Closed FernandoGarzon closed 1 year ago
@dciangot, since Eric is on holiday this week, can you take a look at this?
sure, @FernandoGarzon I'll need some details to reproduce the problem. In particular I think that reason
and rse
would be enough
For sure.
The last couple of times I tried to run a Script that called this function, I wrote this:
#!/usr/bin/env python
import sys
import traceback
import os
import multiprocessing as mp
from rucio.client import Client
rucio = Client()
rucio.ping()
def invalidate_file(rse, name, reason):
rucio.declare_bad_did_replicas(rse=rse, dids=[{'scope':'cms', 'name':name}], reason=reason)
print('Done!')
if __name__ == '__main__':
rucio.ping()
rse = sys.argv[2]
reason = sys.argv[3]
name = sys.argv[1]
print(name, rse, reason)
invalidate_file(rse, name, reason)
In the console I run:
$ python3 invalidations.py /store/mc/HC/GenericTTbar/GEN-SIM-RECO/CMSSW_7_0_4_START70_V7-v1/00000/FA2381FE-13CD-E311-B009-02163E00F2B6.root T1_US_FNAL_Disk 'Test'
This used to work fine.
Indeed looks like a bug of some sort (*). I'm diving into the code base to be more precise. brb
(*)
[Thu Jun 16 15:21:52.140898 2022] [wsgi:error] [pid 142922:tid 140110672299776] [remote 10.100.20.128:54946] Traceback (most recent call last):
[Thu Jun 16 15:21:52.140902 2022] [wsgi:error] [pid 142922:tid 140110672299776] [remote 10.100.20.128:54946] File "/usr/local/lib/python3.6/site-packages/rucio/web/rest/flaskapi/v1/common.py", line 55, in dispatch_request
[Thu Jun 16 15:21:52.140906 2022] [wsgi:error] [pid 142922:tid 140110672299776] [remote 10.100.20.128:54946] return super(ErrorHandlingMethodView, self).dispatch_request(*args, **kwargs)

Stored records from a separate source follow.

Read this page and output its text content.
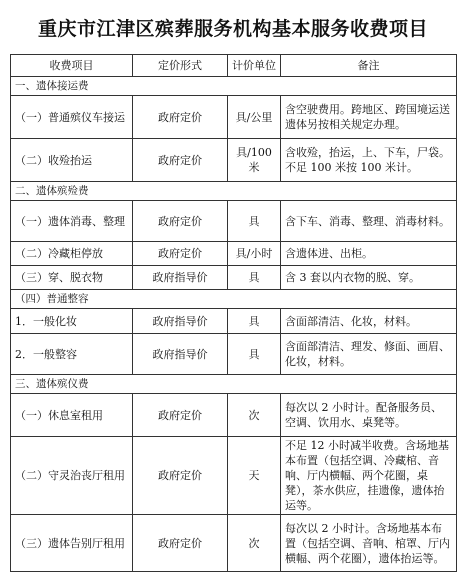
重庆市江津区殡葬服务机构基本服务收费项目
收费项目	定价形式	计价单位	备注
一、遗体接运费			
（一）普通殡仪车接运	政府定价	具/公里	含空驶费用。跨地区、跨国境运送遗体另按相关规定办理。
（二）收殓抬运	政府定价	具/100米	含收殓，抬运，上、下车，尸袋。不足 100 米按 100 米计。
二、遗体殡殓费			
（一）遗体消毒、整理	政府定价	具	含下车、消毒、整理、消毒材料。
（二）冷藏柜停放	政府定价	具/小时	含遗体进、出柜。
（三）穿、脱衣物	政府指导价	具	含 3 套以内衣物的脱、穿。
（四）普通整容			
1．一般化妆	政府指导价	具	含面部清洁、化妆，材料。
2．一般整容	政府指导价	具	含面部清洁、理发、修面、画眉、化妆，材料。
三、遗体殡仪费			
（一）休息室租用	政府定价	次	每次以 2 小时计。配备服务员、空调、饮用水、桌凳等。
（二）守灵治丧厅租用	政府定价	天	不足 12 小时减半收费。含场地基本布置（包括空调、冷藏棺、音响、厅内横幅、两个花圈，桌凳），茶水供应，挂遗像，遗体抬运等。
（三）遗体告别厅租用	政府定价	次	每次以 2 小时计。含场地基本布置（包括空调、音响、棺罩、厅内横幅、两个花圈），遗体抬运等。
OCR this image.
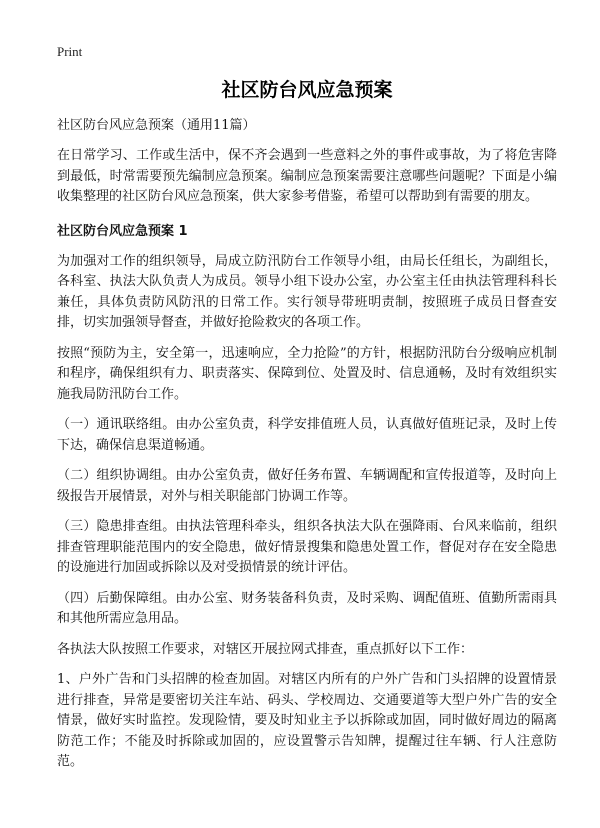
Print
社区防台风应急预案
社区防台风应急预案（通用11篇）

在日常学习、工作或生活中，保不齐会遇到一些意料之外的事件或事故，为了将危害降到最低，时常需要预先编制应急预案。编制应急预案需要注意哪些问题呢？下面是小编收集整理的社区防台风应急预案，供大家参考借鉴，希望可以帮助到有需要的朋友。

社区防台风应急预案 1

为加强对工作的组织领导，局成立防汛防台工作领导小组，由局长任组长，为副组长，各科室、执法大队负责人为成员。领导小组下设办公室，办公室主任由执法管理科科长兼任，具体负责防风防汛的日常工作。实行领导带班明责制，按照班子成员日督查安排，切实加强领导督查，并做好抢险救灾的各项工作。

按照“预防为主，安全第一，迅速响应，全力抢险”的方针，根据防汛防台分级响应机制和程序，确保组织有力、职责落实、保障到位、处置及时、信息通畅，及时有效组织实施我局防汛防台工作。

（一）通讯联络组。由办公室负责，科学安排值班人员，认真做好值班记录，及时上传下达，确保信息渠道畅通。

（二）组织协调组。由办公室负责，做好任务布置、车辆调配和宣传报道等，及时向上级报告开展情景，对外与相关职能部门协调工作等。

（三）隐患排查组。由执法管理科牵头，组织各执法大队在强降雨、台风来临前，组织排查管理职能范围内的安全隐患，做好情景搜集和隐患处置工作，督促对存在安全隐患的设施进行加固或拆除以及对受损情景的统计评估。

（四）后勤保障组。由办公室、财务装备科负责，及时采购、调配值班、值勤所需雨具和其他所需应急用品。

各执法大队按照工作要求，对辖区开展拉网式排查，重点抓好以下工作：

1、户外广告和门头招牌的检查加固。对辖区内所有的户外广告和门头招牌的设置情景进行排查，异常是要密切关注车站、码头、学校周边、交通要道等大型户外广告的安全情景，做好实时监控。发现险情，要及时知业主予以拆除或加固，同时做好周边的隔离防范工作；不能及时拆除或加固的，应设置警示告知牌，提醒过往车辆、行人注意防范。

[Thu Jun 16 15:21:52.140909 2022] [wsgi:error] [pid 142922:tid 140110672299776] [remote 10.100.20.128:54946] File "/usr/local/lib/python3.6/site-packages/flask/views.py", line 158, in dispatch_request
[Thu Jun 16 15:21:52.140911 2022] [wsgi:error] [pid 142922:tid 140110672299776] [remote 10.100.20.128:54946] return current_app.ensure_sync(meth)(*args, **kwargs)

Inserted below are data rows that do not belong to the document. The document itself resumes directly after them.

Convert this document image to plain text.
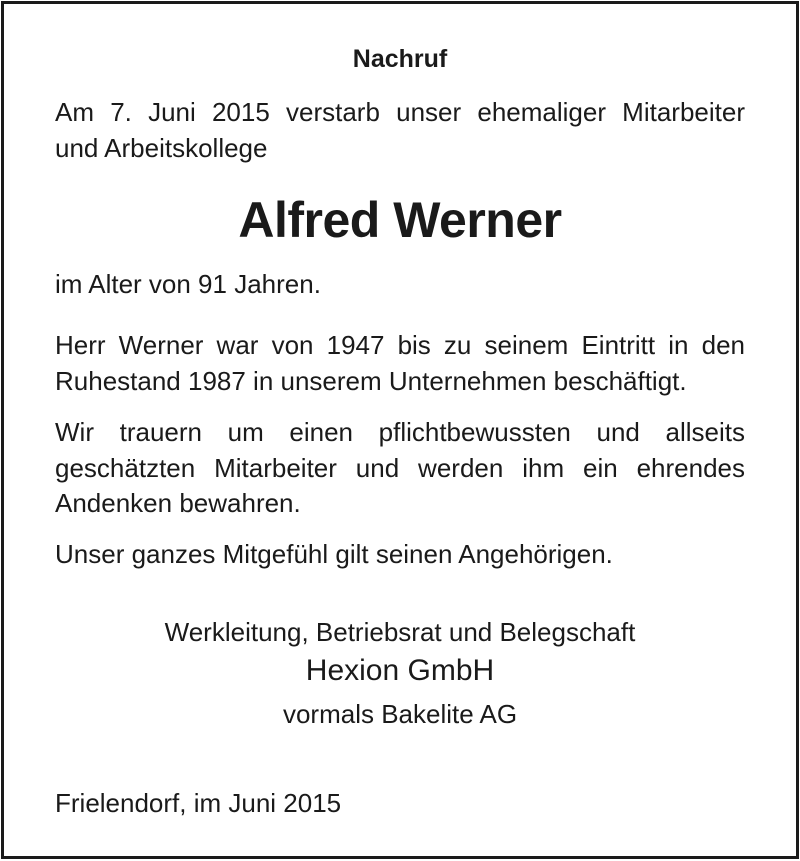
Nachruf
Am 7. Juni 2015 verstarb unser ehemaliger Mitarbeiter
und Arbeitskollege
Alfred Werner
im Alter von 91 Jahren.
Herr Werner war von 1947 bis zu seinem Eintritt in den
Ruhestand 1987 in unserem Unternehmen beschäftigt.
Wir trauern um einen pflichtbewussten und allseits
geschätzten Mitarbeiter und werden ihm ein ehrendes
Andenken bewahren.
Unser ganzes Mitgefühl gilt seinen Angehörigen.
Werkleitung, Betriebsrat und Belegschaft
Hexion GmbH
vormals Bakelite AG
Frielendorf, im Juni 2015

[Thu Jun 16 15:21:52.140914 2022] [wsgi:error] [pid 142922:tid 140110672299776] [remote 10.100.20.128:54946] File "/usr/local/lib/python3.6/site-packages/rucio/web/rest/flaskapi/v1/replicas.py", line 793, in post
[Thu Jun 16 15:21:52.140917 2022] [wsgi:error] [pid 142922:tid 140110672299776] [remote 10.100.20.128:54946] vo=request.environ.get('vo'),
[Thu Jun 16 15:21:52.140919 2022] [wsgi:error] [pid 142922:tid 140110672299776] [remote 10.100.20.128:54946] File "/usr/local/lib/python3.6/site-packages/rucio/db/sqla/session.py", line 365, in new_funct
[Thu Jun 16 15:21:52.140922 2022] [wsgi:error] [pid 142922:tid 140110672299776] [remote 10.100.20.128:54946] result = function(*args, **kwargs)
[Thu Jun 16 15:21:52.140924 2022] [wsgi:error] [pid 142922:tid 140110672299776] [remote 10.100.20.128:54946] File "/usr/local/lib/python3.6/site-packages/rucio/api/replica.py", line 462, in add_bad_dids
[Thu Jun 16 15:21:52.140927 2022] [wsgi:error] [pid 142922:tid 140110672299776] [remote 10.100.20.128:54946] return replica.add_bad_dids(dids=dids, rse_id=rse_id, reason=reason, issuer=issuer, state=state, session=session)
[Thu Jun 16 15:21:52.140929 2022] [wsgi:error] [pid 142922:tid 140110672299776] [remote 10.100.20.128:54946] File "/usr/local/lib/python3.6/site-packages/rucio/db/sqla/session.py", line 379, in new_funct
[Thu Jun 16 15:21:52.140932 2022] [wsgi:error] [pid 142922:tid 140110672299776] [remote 10.100.20.128:54946] result = function(*args, **kwargs)
[Thu Jun 16 15:21:52.140934 2022] [wsgi:error] [pid 142922:tid 140110672299776] [remote 10.100.20.128:54946] File "/usr/local/lib/python3.6/site-packages/rucio/core/replica.py", line 359, in add_bad_dids
[Thu Jun 16 15:21:52.140937 2022] [wsgi:error] [pid 142922:tid 140110672299776] [remote 10.100.20.128:54946] list_replicas.append((scope, name, None))
[Thu Jun 16 15:21:52.140941 2022] [wsgi:error] [pid 142922:tid 140110672299776] [remote 10.100.20.128:54946] AttributeError: 'function' object has no attribute 'append'
related to this: https://github.com/rucio/rucio/issues/5642
still to be understand how we can mitigate it
From Martin on slack support channel:
Will try to add it to the next release, in the meanwhile, you can also fix this manually in the deployment. It’s just changing list_replicas.append to replicas_list.append here
I'll give it a try on this asap
@ericvaandering I couldn't figure out where the current rucio-server image is built, can you share a pointer for reference?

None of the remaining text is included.